这就是说,如果没有完全匹配,则采用类型声明顺序中类型参数具有正确方差关系的第一个方法。
您的示例在“II.12.2.1 接口实现示例”部分中显示为情况 6,其中类型
S4实现了IVarImpl(这意味着实现IVar)和IVar,示例显示调用该方法S4实例上的IVar::P(C) 会产生方法S1::P(! 0:A)(即void P(A))被调用。事实上,如果我们在
Test的声明中交换ITest和ITest的顺序,我们可以看到 < code>ITest.DoTest(B instance) 实现最终被调用。

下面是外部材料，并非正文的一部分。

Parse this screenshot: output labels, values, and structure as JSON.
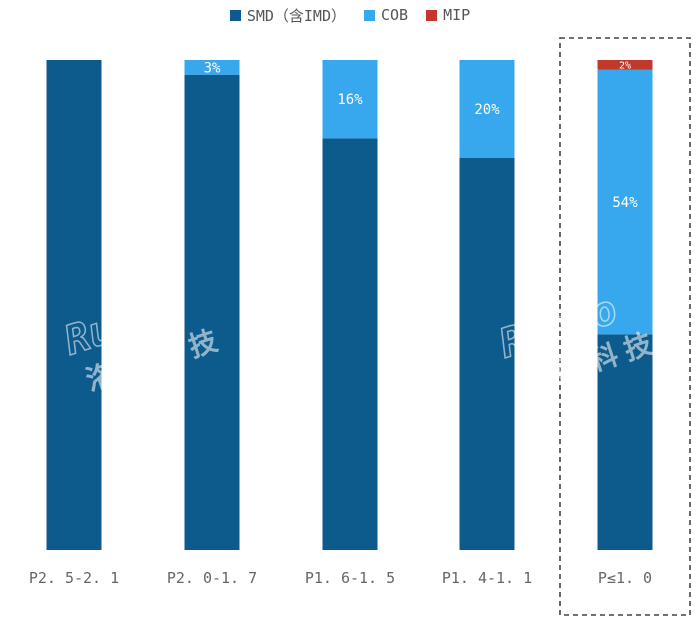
{
  "chart_data": {
    "type": "bar",
    "stacked": true,
    "normalized": true,
    "categories": [
      "P2.5-2.1",
      "P2.0-1.7",
      "P1.6-1.5",
      "P1.4-1.1",
      "P≤1.0"
    ],
    "series": [
      {
        "name": "SMD（含IMD）",
        "values": [
          100,
          97,
          84,
          80,
          44
        ],
        "color": "#0d5a8c",
        "labels": [
          "",
          "",
          "",
          "",
          ""
        ]
      },
      {
        "name": "COB",
        "values": [
          0,
          3,
          16,
          20,
          54
        ],
        "color": "#38a8ee",
        "labels": [
          "",
          "3%",
          "16%",
          "20%",
          "54%"
        ]
      },
      {
        "name": "MIP",
        "values": [
          0,
          0,
          0,
          0,
          2
        ],
        "color": "#c0392b",
        "labels": [
          "",
          "",
          "",
          "",
          "2%"
        ]
      }
    ],
    "ylim": [
      0,
      100
    ],
    "highlight_category": "P≤1.0",
    "grid": false,
    "legend_position": "top"
  },
  "watermark": {
    "brand": "Runto",
    "chinese": "洛图科技"
  },
  "tick_labels_display": [
    "P2. 5-2. 1",
    "P2. 0-1. 7",
    "P1. 6-1. 5",
    "P1. 4-1. 1",
    "P≤1. 0"
  ]
}
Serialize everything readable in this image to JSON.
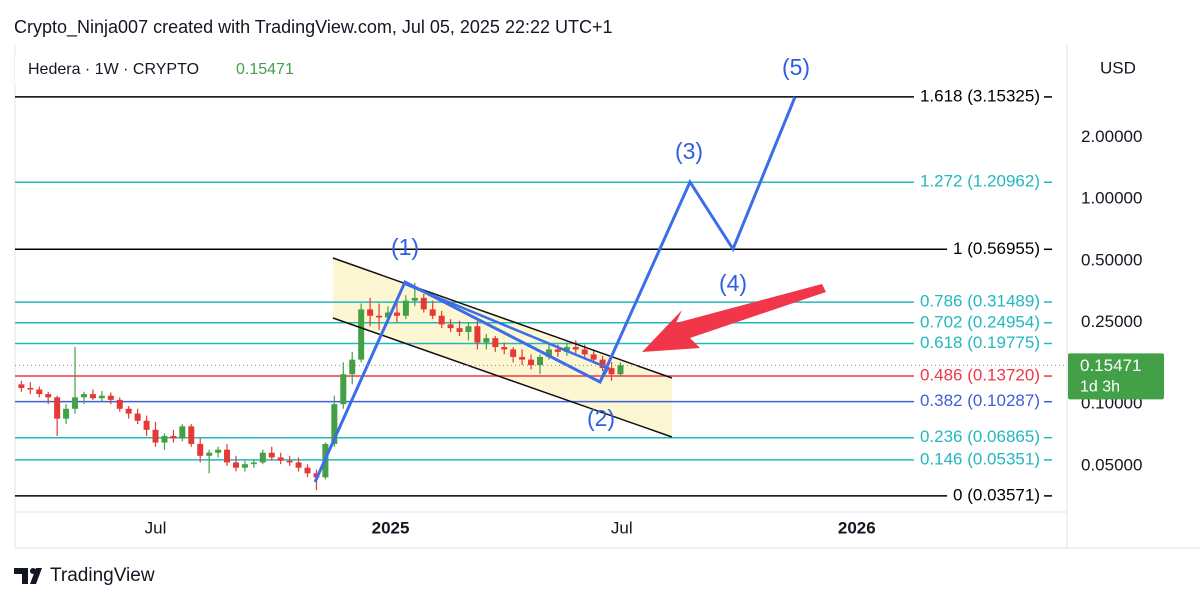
{
  "header": {
    "credit": "Crypto_Ninja007 created with TradingView.com, Jul 05, 2025 22:22 UTC+1"
  },
  "footer": {
    "brand": "TradingView"
  },
  "chart_data": {
    "type": "candlestick",
    "symbol": "Hedera · 1W · CRYPTO",
    "currency": "USD",
    "last_price": 0.15471,
    "countdown": "1d 3h",
    "log_scale": true,
    "up_color": "#43a047",
    "down_color": "#e53935",
    "xlim": [
      "2024-03-13",
      "2026-06-13"
    ],
    "xticks": [
      {
        "value": "2024-07-01",
        "label": "Jul"
      },
      {
        "value": "2025-01-01",
        "label": "2025"
      },
      {
        "value": "2025-07-01",
        "label": "Jul"
      },
      {
        "value": "2026-01-01",
        "label": "2026"
      }
    ],
    "ylim": [
      0.0298,
      5.65
    ],
    "yticks": [
      {
        "value": 2,
        "label": "2.00000"
      },
      {
        "value": 1,
        "label": "1.00000"
      },
      {
        "value": 0.5,
        "label": "0.50000"
      },
      {
        "value": 0.25,
        "label": "0.25000"
      },
      {
        "value": 0.1,
        "label": "0.10000"
      },
      {
        "value": 0.05,
        "label": "0.05000"
      }
    ],
    "fib_levels": [
      {
        "label": "1.618 (3.15325)",
        "value": 3.15325,
        "color": "#000000"
      },
      {
        "label": "1.272 (1.20962)",
        "value": 1.20962,
        "color": "#22b8c0"
      },
      {
        "label": "1 (0.56955)",
        "value": 0.56955,
        "color": "#000000"
      },
      {
        "label": "0.786 (0.31489)",
        "value": 0.31489,
        "color": "#22b8c0"
      },
      {
        "label": "0.702 (0.24954)",
        "value": 0.24954,
        "color": "#22b8c0"
      },
      {
        "label": "0.618 (0.19775)",
        "value": 0.19775,
        "color": "#22b8c0"
      },
      {
        "label": "0.486 (0.13720)",
        "value": 0.1372,
        "color": "#f23645"
      },
      {
        "label": "0.382 (0.10287)",
        "value": 0.10287,
        "color": "#3d5fd9"
      },
      {
        "label": "0.236 (0.06865)",
        "value": 0.06865,
        "color": "#22b8c0"
      },
      {
        "label": "0.146 (0.05351)",
        "value": 0.05351,
        "color": "#22b8c0"
      },
      {
        "label": "0 (0.03571)",
        "value": 0.03571,
        "color": "#000000"
      }
    ],
    "waves": [
      "(1)",
      "(2)",
      "(3)",
      "(4)",
      "(5)"
    ],
    "dates": [
      "2024-03-18",
      "2024-03-25",
      "2024-04-01",
      "2024-04-08",
      "2024-04-15",
      "2024-04-22",
      "2024-04-29",
      "2024-05-06",
      "2024-05-13",
      "2024-05-20",
      "2024-05-27",
      "2024-06-03",
      "2024-06-10",
      "2024-06-17",
      "2024-06-24",
      "2024-07-01",
      "2024-07-08",
      "2024-07-15",
      "2024-07-22",
      "2024-07-29",
      "2024-08-05",
      "2024-08-12",
      "2024-08-19",
      "2024-08-26",
      "2024-09-02",
      "2024-09-09",
      "2024-09-16",
      "2024-09-23",
      "2024-09-30",
      "2024-10-07",
      "2024-10-14",
      "2024-10-21",
      "2024-10-28",
      "2024-11-04",
      "2024-11-11",
      "2024-11-18",
      "2024-11-25",
      "2024-12-02",
      "2024-12-09",
      "2024-12-16",
      "2024-12-23",
      "2024-12-30",
      "2025-01-06",
      "2025-01-13",
      "2025-01-20",
      "2025-01-27",
      "2025-02-03",
      "2025-02-10",
      "2025-02-17",
      "2025-02-24",
      "2025-03-03",
      "2025-03-10",
      "2025-03-17",
      "2025-03-24",
      "2025-03-31",
      "2025-04-07",
      "2025-04-14",
      "2025-04-21",
      "2025-04-28",
      "2025-05-05",
      "2025-05-12",
      "2025-05-19",
      "2025-05-26",
      "2025-06-02",
      "2025-06-09",
      "2025-06-16",
      "2025-06-23",
      "2025-06-30"
    ],
    "ohlc": [
      [
        0.125,
        0.13,
        0.115,
        0.12
      ],
      [
        0.12,
        0.128,
        0.112,
        0.118
      ],
      [
        0.118,
        0.122,
        0.108,
        0.112
      ],
      [
        0.112,
        0.115,
        0.1,
        0.108
      ],
      [
        0.108,
        0.11,
        0.07,
        0.085
      ],
      [
        0.085,
        0.1,
        0.08,
        0.095
      ],
      [
        0.095,
        0.19,
        0.09,
        0.108
      ],
      [
        0.108,
        0.115,
        0.1,
        0.112
      ],
      [
        0.112,
        0.118,
        0.105,
        0.107
      ],
      [
        0.107,
        0.116,
        0.103,
        0.11
      ],
      [
        0.11,
        0.114,
        0.1,
        0.105
      ],
      [
        0.105,
        0.108,
        0.092,
        0.095
      ],
      [
        0.095,
        0.098,
        0.085,
        0.09
      ],
      [
        0.09,
        0.095,
        0.08,
        0.083
      ],
      [
        0.083,
        0.088,
        0.07,
        0.075
      ],
      [
        0.075,
        0.082,
        0.062,
        0.065
      ],
      [
        0.065,
        0.072,
        0.06,
        0.07
      ],
      [
        0.07,
        0.075,
        0.065,
        0.068
      ],
      [
        0.068,
        0.08,
        0.066,
        0.078
      ],
      [
        0.078,
        0.08,
        0.062,
        0.064
      ],
      [
        0.064,
        0.068,
        0.052,
        0.056
      ],
      [
        0.056,
        0.06,
        0.046,
        0.058
      ],
      [
        0.058,
        0.062,
        0.055,
        0.06
      ],
      [
        0.06,
        0.064,
        0.05,
        0.052
      ],
      [
        0.052,
        0.056,
        0.047,
        0.049
      ],
      [
        0.049,
        0.053,
        0.047,
        0.051
      ],
      [
        0.051,
        0.054,
        0.049,
        0.052
      ],
      [
        0.052,
        0.06,
        0.051,
        0.058
      ],
      [
        0.058,
        0.062,
        0.053,
        0.055
      ],
      [
        0.055,
        0.058,
        0.051,
        0.053
      ],
      [
        0.053,
        0.056,
        0.05,
        0.052
      ],
      [
        0.052,
        0.055,
        0.047,
        0.049
      ],
      [
        0.049,
        0.051,
        0.044,
        0.046
      ],
      [
        0.046,
        0.048,
        0.038,
        0.044
      ],
      [
        0.044,
        0.065,
        0.043,
        0.064
      ],
      [
        0.064,
        0.11,
        0.062,
        0.1
      ],
      [
        0.1,
        0.16,
        0.095,
        0.14
      ],
      [
        0.14,
        0.18,
        0.125,
        0.165
      ],
      [
        0.165,
        0.31,
        0.16,
        0.29
      ],
      [
        0.29,
        0.33,
        0.24,
        0.27
      ],
      [
        0.27,
        0.31,
        0.23,
        0.265
      ],
      [
        0.265,
        0.3,
        0.25,
        0.28
      ],
      [
        0.28,
        0.32,
        0.25,
        0.27
      ],
      [
        0.27,
        0.34,
        0.26,
        0.32
      ],
      [
        0.32,
        0.39,
        0.3,
        0.33
      ],
      [
        0.33,
        0.345,
        0.28,
        0.29
      ],
      [
        0.29,
        0.32,
        0.26,
        0.27
      ],
      [
        0.27,
        0.285,
        0.235,
        0.245
      ],
      [
        0.245,
        0.26,
        0.225,
        0.235
      ],
      [
        0.235,
        0.255,
        0.215,
        0.225
      ],
      [
        0.225,
        0.25,
        0.205,
        0.24
      ],
      [
        0.24,
        0.255,
        0.185,
        0.2
      ],
      [
        0.2,
        0.22,
        0.185,
        0.21
      ],
      [
        0.21,
        0.215,
        0.18,
        0.19
      ],
      [
        0.19,
        0.2,
        0.175,
        0.185
      ],
      [
        0.185,
        0.19,
        0.16,
        0.17
      ],
      [
        0.17,
        0.185,
        0.155,
        0.165
      ],
      [
        0.165,
        0.175,
        0.148,
        0.155
      ],
      [
        0.155,
        0.175,
        0.14,
        0.17
      ],
      [
        0.17,
        0.195,
        0.165,
        0.185
      ],
      [
        0.185,
        0.195,
        0.17,
        0.18
      ],
      [
        0.18,
        0.2,
        0.172,
        0.19
      ],
      [
        0.19,
        0.205,
        0.175,
        0.185
      ],
      [
        0.185,
        0.195,
        0.165,
        0.175
      ],
      [
        0.175,
        0.185,
        0.158,
        0.165
      ],
      [
        0.165,
        0.172,
        0.145,
        0.15
      ],
      [
        0.15,
        0.16,
        0.13,
        0.14
      ],
      [
        0.14,
        0.16,
        0.138,
        0.155
      ]
    ]
  }
}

This is specified in Section II.12.2 of ECMA-335.
Relevant snippets of the spec follows:
So we've defined the type declaration order as the order in which these interfaces appear in the class declaration.
This is saying that if there's no exact match, then take the first method in the type declaration order whose type parameters have the correct variance relationship.
Your example appears as Case 6 in the section "II.12.2.1 Interface Implementation Examples", where the type
S4<V>implements bothIVarImpl(which means implementingIVar<A>) andIVar<B>, and the example shows that calling the methodIVar<C>::P(C)on an instance ofS4<A>results in the methodS1<A,B>::P(!0:A)(that is,void P(A)) being called.Indeed, if we swap the order of
ITest<A>andITest<B>in the declaration ofTest, we can see that theITest<B>.DoTest(B instance)implementation ends up being called.